Кружка
Автобиографический рассказ
Был август 42-го. Мы только что отобедали, до блеска вычистив алюминиевое блюдо и облизав деревянные некрашеные ложки. Обед - картофельная болтанка с каплей растительного масла и по стограммовому куску шельмованного черного хлеба. На станцию только что прибыл состав с воинской частью, следующей на фронт. Я, как правило, не пропускал ни одного поезда - ни прибытия, ни отправления. С приходом поезда, главным образом с фронта, появлялась возможность стрельнуть что-нибудь, типа зажигалки, сделанной из винтовочной гильзы, пилотки со звездочкой, кусок настоящего хлеба или самое вожделенное- с походной кухни черпак каши прямо в подол рубахи. А сегодня что-то захандрил (перед обедом наелся переросших листьев щавеля, и сейчас скручивало живот так, что небо казалось овчинкой), не пошел на улицу, смотрел в окно. От дома до железнодорожных путей- всего метров семьдесят, и из окна было все хорошо видно.
Состав был, как обычно, около пятнадцати двухосных вагонов - больше паровозы не смогали, работая на сырых дровах, вырабатывая всего процентов тридцать от номинальной их мощности. В составе -шесть теплушек и с десяток платформ с орудиями. Все солдаты были последней мобилизации, возрастом за тридцать лет, старые резервисты, наголодавшиеся на тыловом пайке. У этих нечего было перехватить, даже махорки на самокрутку. Они сами спускали с себя все: нижнее белье, шинели, ботинки, шапки, гимнастерки и галифе,"а также ложки, котелки и кружки. Все это они пытались сменять на горсть картошки, желательно вареной, на крающку хлеба, кочан капусты или пучок моркови - в общем, на все съедобное, что мог переварить желудок.
Как только останавливался поезд, из каждой теплушки кубарем срывались посыльные с обменным барахлом. Командиры взводов и отделений, сами голодные, как волки, не только не препятствовали повальному разбазариванию армейского имущества, но и сами поощряли и вносили какой-то рациональный порядок в таяние вещей на солдатах и очередность их отлучек на станциях для свободного поиска.
Комендант эшелона - это, как правило, командир транспортирующейся части - бегал вдоль состава, грозился, кричал, размахивая пистолетом, и даже стрелял в воздух, разносил «из мати в мать» младших командиров, загонял провинившихся в походную гауптвахту-последний вагон в поезде, жизнь в котором ничем не отличалась от жизни в любом вагоне.

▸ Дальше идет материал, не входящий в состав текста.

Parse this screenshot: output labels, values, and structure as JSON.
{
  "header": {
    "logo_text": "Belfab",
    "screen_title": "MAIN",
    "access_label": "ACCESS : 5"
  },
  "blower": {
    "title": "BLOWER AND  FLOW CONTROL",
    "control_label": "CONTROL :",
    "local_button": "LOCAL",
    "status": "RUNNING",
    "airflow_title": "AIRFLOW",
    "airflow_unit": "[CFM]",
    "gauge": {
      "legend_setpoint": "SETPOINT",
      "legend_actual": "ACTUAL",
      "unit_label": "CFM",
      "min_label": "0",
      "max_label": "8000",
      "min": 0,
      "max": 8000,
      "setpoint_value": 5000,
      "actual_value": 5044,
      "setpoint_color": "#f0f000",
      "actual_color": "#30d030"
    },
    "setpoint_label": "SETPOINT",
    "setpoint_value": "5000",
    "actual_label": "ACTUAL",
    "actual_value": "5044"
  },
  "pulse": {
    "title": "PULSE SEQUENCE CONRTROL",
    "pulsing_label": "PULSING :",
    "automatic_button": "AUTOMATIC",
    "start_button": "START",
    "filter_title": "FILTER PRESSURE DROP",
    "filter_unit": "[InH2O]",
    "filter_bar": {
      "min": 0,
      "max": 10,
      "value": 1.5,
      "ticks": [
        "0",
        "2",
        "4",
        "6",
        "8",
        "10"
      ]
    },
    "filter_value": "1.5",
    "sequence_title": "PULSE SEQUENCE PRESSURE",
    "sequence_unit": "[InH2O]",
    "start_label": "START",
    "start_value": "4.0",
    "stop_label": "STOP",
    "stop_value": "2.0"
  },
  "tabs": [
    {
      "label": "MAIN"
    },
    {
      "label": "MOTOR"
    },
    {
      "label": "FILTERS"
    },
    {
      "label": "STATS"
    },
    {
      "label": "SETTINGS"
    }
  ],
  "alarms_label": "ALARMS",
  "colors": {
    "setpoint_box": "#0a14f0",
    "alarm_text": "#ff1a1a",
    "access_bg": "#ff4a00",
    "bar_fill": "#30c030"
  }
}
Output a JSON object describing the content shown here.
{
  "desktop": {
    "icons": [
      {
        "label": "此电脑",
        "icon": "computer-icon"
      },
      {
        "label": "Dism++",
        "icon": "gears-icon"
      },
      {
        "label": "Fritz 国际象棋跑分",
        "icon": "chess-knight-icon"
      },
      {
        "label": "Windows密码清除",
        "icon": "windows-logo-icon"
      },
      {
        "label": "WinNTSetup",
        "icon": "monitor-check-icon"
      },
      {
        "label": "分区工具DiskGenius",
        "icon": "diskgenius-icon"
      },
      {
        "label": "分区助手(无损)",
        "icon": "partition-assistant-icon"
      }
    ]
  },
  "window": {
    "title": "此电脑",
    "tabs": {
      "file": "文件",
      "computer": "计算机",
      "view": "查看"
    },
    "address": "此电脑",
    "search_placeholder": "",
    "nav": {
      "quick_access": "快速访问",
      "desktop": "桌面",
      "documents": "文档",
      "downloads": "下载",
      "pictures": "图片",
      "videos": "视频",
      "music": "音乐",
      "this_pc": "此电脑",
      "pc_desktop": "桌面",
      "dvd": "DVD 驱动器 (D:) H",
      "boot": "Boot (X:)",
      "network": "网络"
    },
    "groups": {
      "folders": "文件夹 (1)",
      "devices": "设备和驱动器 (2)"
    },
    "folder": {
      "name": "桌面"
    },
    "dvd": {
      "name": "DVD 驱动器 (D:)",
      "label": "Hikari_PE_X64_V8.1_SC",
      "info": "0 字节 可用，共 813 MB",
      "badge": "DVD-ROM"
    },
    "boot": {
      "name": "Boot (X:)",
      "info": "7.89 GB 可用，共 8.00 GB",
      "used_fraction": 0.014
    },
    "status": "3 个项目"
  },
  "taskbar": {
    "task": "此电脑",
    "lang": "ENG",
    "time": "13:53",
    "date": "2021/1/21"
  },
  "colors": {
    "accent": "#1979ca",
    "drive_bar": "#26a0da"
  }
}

Командир не боялся, что на остановках кто-то отстанет или вообще дезертирует. Такие случаи были настолько редки, что их не брали во внимание. Всякий солдат, наголодавшись в тыловых лагерях, «наевшись» дурацкой муштры, рвался на фронт. Не из патриотических чувств, нет. Они рассеялись еще осенью сорок первого, когда редкие увечные появлялись с фронта,- да какого там фронта, из сплошных окружений, - рассказывали о бездарности и самодурстве командиров, о некомпетентности верхних эшелонов командования, когда необмундированные, необутые, голодные целые батальоны и полки, абсолютно не вооруженные, бросались на наступающие немецкие танки, в то время, как склады где-то ломились от вещевого и боевого снаряжения и потом сдавались врагу. На фронте же и в прифронтовой полосе паек был таков, что от него даже оставалось и скармливалось мирным жителям, которые по разным причинам оставались по насиженным местам и хватили лиха не меньше, чем беженцы.

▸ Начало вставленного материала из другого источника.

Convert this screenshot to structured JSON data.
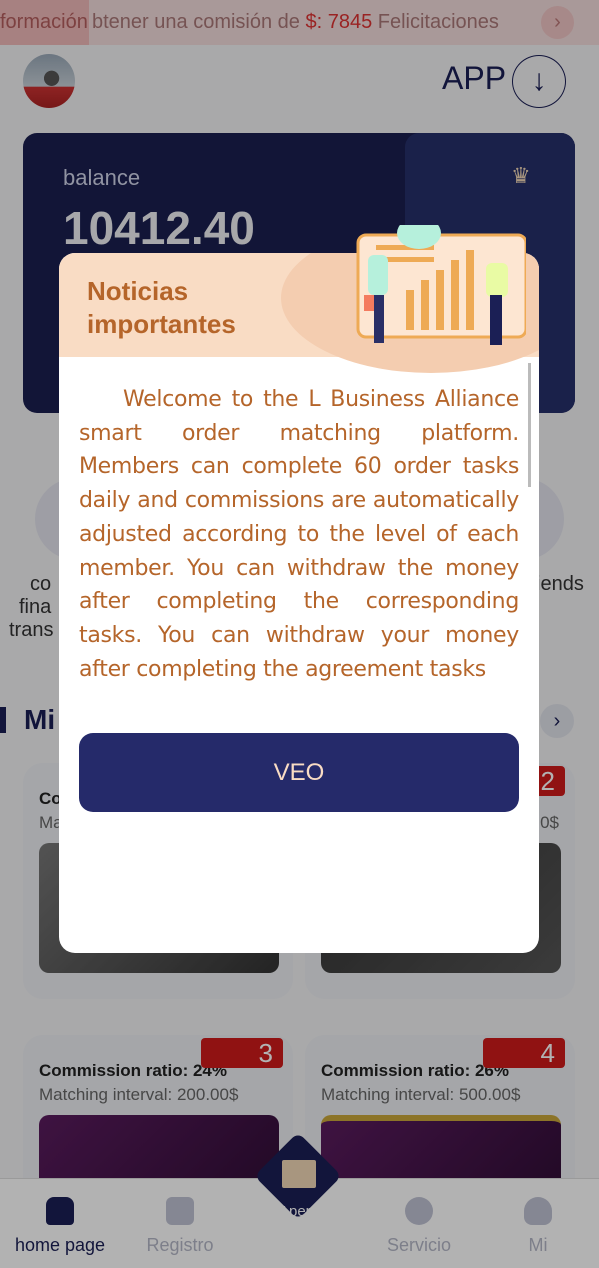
{
  "marquee": {
    "label": "formación",
    "text_pre": "btener una comisión de ",
    "amount": "$: 7845",
    "text_post": " Felicitaciones"
  },
  "header": {
    "app_label": "APP"
  },
  "balance": {
    "label": "balance",
    "value": "10412.40"
  },
  "quick": {
    "left_lines": [
      "co",
      "fina",
      "trans"
    ],
    "right_label": "iends"
  },
  "section": {
    "title": "Mi"
  },
  "cards": [
    {
      "title": "Co",
      "sub": "Ma",
      "badge": ""
    },
    {
      "title": "",
      "sub": "0$",
      "badge": "2"
    },
    {
      "title": "Commission ratio: 24%",
      "sub": "Matching interval:  200.00$",
      "badge": "3"
    },
    {
      "title": "Commission ratio: 26%",
      "sub": "Matching interval:  500.00$",
      "badge": "4"
    }
  ],
  "nav": {
    "items": [
      {
        "label": "home page",
        "active": true
      },
      {
        "label": "Registro"
      },
      {
        "label": "Apero"
      },
      {
        "label": "Servicio"
      },
      {
        "label": "Mi"
      }
    ]
  },
  "modal": {
    "title": "Noticias importantes",
    "body": "Welcome to the L Business Alliance smart order matching platform. Members can complete 60 order tasks daily and commissions are automatically adjusted according to the level of each member. You can withdraw the money after completing the corresponding tasks. You can withdraw your money after completing the agreement tasks",
    "button": "VEO"
  },
  "colors": {
    "navy": "#1b1f55",
    "button": "#252a6a",
    "modal_header": "#f9dcc4",
    "modal_text": "#b5652a",
    "badge": "#cf1b1b"
  }
}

Командиры воинских частей, особенно младший офицерский и сержантский состав, стружку снимали с солдат, но до определенной толщины. И те, и другие понимали, что на передовой в атаке их рассудит не немец, а тот же обиженный солдат. Особисты, конечно, пытались расследовать такие случаи, но из-за недостатка следственного материала, вещественных доказательств и молчания самого потерпевшего следствие заходило в тупик, и все списывалось на войну, так как и среди особистов иногда встречались люди.
Мы все еще сидели за столом, как будто что-то еще могло на нем появиться по-щучьему велению, и смотрели в окно на знакомую картину. К нашему дому бросился один солдат, уже без гимнастерки, которую нес под мышкой, свернутую как попало. Он вбежал к нам в избу и остановился у порога, очевидно, его поразила убогость обстановки.
Весь наш домик, с окнами на три стороны, был пять на пять и не имел ни единой перегородки. У двух стен стояли две самодельные деревянные кровати, застланные сенными матрацами и такими же и такого же покроя подушками, а накрыты эти убогие постели старыми лоскутными одеялами. В углу стояла русская печь, образуя с противоположной устью печи стеной кухонный закуток. От самой печи до противоположной стены, где была входная дверь, были устроены полати. В лютую стужу, когда спать было невозможно ни на полу, ни на кроватях, а печь никак не могла прогреть плохо собранное строение, хоть напроход ее топи круглые сутки, спасались там, на этих полатях, собрав туда всю одежку и постели.Жутковато было утром спускаться босиком на голый пол, если и на лавке в углу замерзала в ведре вода. В доме была еще чугунная буржуйка, которая спасала в холода, ее мы выменяли осенью за ведро картошки в проходившем на фронт эшелоне. Все убранство комнаты венчали два деревянных стола, сколоченные отцом, с ножками крест- накрест, которые стояли один у окна- обеденный, а другой- у печи, у противоположного окна. В доме были еще две переносные лавки-скамейки и одна лавка закреплена намертво вдоль стены, которая, выходила к железной дороге. У входа в стену были вколочены гвозди, на которых висела, хоть и не рваная, ушитая, но уже не имеющая цены одежда.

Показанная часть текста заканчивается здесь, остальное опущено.